情事の痕跡が残る床を拭きながら、小十郎は平然とした口調で今日の段取りを告げる。
さっきまでの獰猛さは何処に隠したのか、あっという間に家臣の顔に戻った小十郎は、何も無かったかのように淡々とした態度である。
大分長い付き合いだが、この男の多面性と切り替えの早さには、いまだに驚かされる。
政宗は適当な相槌を打ちつつ、まだ気怠さの残る体でヨロヨロと立ち上がった。小さな溜め息が、無意識に鼻先を抜けて行く。


申し訳ありませんと言わせるつもりが、何故か思い切り喘いでしまった。
しかも、自ら胸を擦り付け舐めろとねだった挙げ句、あんなにも夢中になって……。
いくら気持ちが良いからとは言え、意思薄弱にも程があるだろう。
と言うか、いい加減学習しろよ俺。

「Damn it !……クソっ」

自分の惑乱ぶりを思い返すと、悔しいやら恥ずかしいやら。政宗は後味悪く独りごちると、小十郎に背を向け着替えを再開した。
しかし、乱れた小袖を直すためにもう一度襟を開いた瞬間、政宗は再び下を向いたまま固まった。

「mygot………Give me a break!」

何てことだ。少し大きくなったと悩んでいた乳首が、事もあろうに更に赤く腫れている。
あれだけ摘まんだり吸われたりしたのだから多少の覚悟はしていたが、これは何と言うかもう――――自分の想像を越えている。

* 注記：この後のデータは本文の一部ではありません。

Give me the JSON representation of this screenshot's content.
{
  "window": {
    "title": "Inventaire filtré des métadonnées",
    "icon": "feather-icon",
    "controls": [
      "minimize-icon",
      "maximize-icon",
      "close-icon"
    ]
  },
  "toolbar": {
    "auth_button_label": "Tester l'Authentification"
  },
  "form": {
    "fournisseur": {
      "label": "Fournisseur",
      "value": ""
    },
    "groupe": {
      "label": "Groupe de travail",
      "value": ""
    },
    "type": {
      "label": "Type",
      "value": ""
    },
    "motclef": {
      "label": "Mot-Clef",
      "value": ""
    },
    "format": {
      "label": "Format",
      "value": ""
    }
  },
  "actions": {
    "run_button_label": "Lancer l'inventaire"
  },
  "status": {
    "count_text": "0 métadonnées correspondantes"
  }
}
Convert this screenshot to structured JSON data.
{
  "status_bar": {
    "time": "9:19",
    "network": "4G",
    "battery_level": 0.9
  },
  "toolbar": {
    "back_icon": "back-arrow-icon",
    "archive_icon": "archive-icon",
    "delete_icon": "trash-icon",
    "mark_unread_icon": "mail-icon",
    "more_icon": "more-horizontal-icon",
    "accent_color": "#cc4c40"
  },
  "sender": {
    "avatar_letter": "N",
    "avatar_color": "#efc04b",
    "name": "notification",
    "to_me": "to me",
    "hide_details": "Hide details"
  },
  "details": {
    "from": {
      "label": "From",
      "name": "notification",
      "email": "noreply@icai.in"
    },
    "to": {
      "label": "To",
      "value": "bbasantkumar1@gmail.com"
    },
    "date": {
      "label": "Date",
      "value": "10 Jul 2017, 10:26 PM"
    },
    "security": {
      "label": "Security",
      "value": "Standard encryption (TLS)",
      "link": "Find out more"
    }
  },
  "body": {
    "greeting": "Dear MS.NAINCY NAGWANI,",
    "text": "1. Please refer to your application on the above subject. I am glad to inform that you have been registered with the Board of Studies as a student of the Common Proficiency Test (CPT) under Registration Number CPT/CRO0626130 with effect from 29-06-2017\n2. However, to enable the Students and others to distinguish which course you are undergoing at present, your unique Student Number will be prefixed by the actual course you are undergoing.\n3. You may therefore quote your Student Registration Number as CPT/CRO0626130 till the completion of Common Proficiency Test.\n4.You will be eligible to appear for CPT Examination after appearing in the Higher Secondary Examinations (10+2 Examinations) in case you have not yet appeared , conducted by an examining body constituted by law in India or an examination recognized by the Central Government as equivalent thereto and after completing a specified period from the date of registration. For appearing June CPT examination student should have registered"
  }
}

全体を仄かな朱に染め、水気を含んでふっくらと盛り上がる事後の乳首。地の肌色が白いだけに、その赤みは艶やかに朝日に映えるものの、男のものにしては妙に淫靡で生々しい。
こんな風に毎回赤く腫れていたら、乳首が大きくなるのも道理だ。

けれど、これを何度も繰り返していたら、この先自分の乳首はどうなってしまうのだろう。
胸の尖りをじっと見つめながらその将来を憂う政宗は、胸部を庇うように両腕を引き寄せると、次の間へと走り出した。

「ヤベェな。マジでヤベェ……」

ブツブツ呟きつつ、伊達家の紋が入った桐の長持を開き、中から白いさらしを取り出す。
肌着ごと小袖を脱ぎ払った政宗は、それを己の胸に巻き付け、胸部をきれいに覆い隠した。

「小十郎!」
「おや政宗様、胸にさらしなど巻いてどうされました」
「これはemergency発生のための特別措置だ」
「えま?…とは」
「俺の乳首の安全のために当面の間ここを封印する。いいか、お前もその辺よーく心得て、みだりに触ったりすんじゃねぇぞ!分かったな!」
「はぁ……」

さらし姿で居室に戻った政宗は、小十郎に向かって人差し指を突き出して、声高々と宣言する。汚れた雑巾を濯いでいた小十郎は、濡れた布を力強く絞ると、いかにも呆れてると言わんばかりの苦笑いを溢した。
広げた両足で力強く畳を踏みしめるほど意気込んでいた政宗は、当然面白くない。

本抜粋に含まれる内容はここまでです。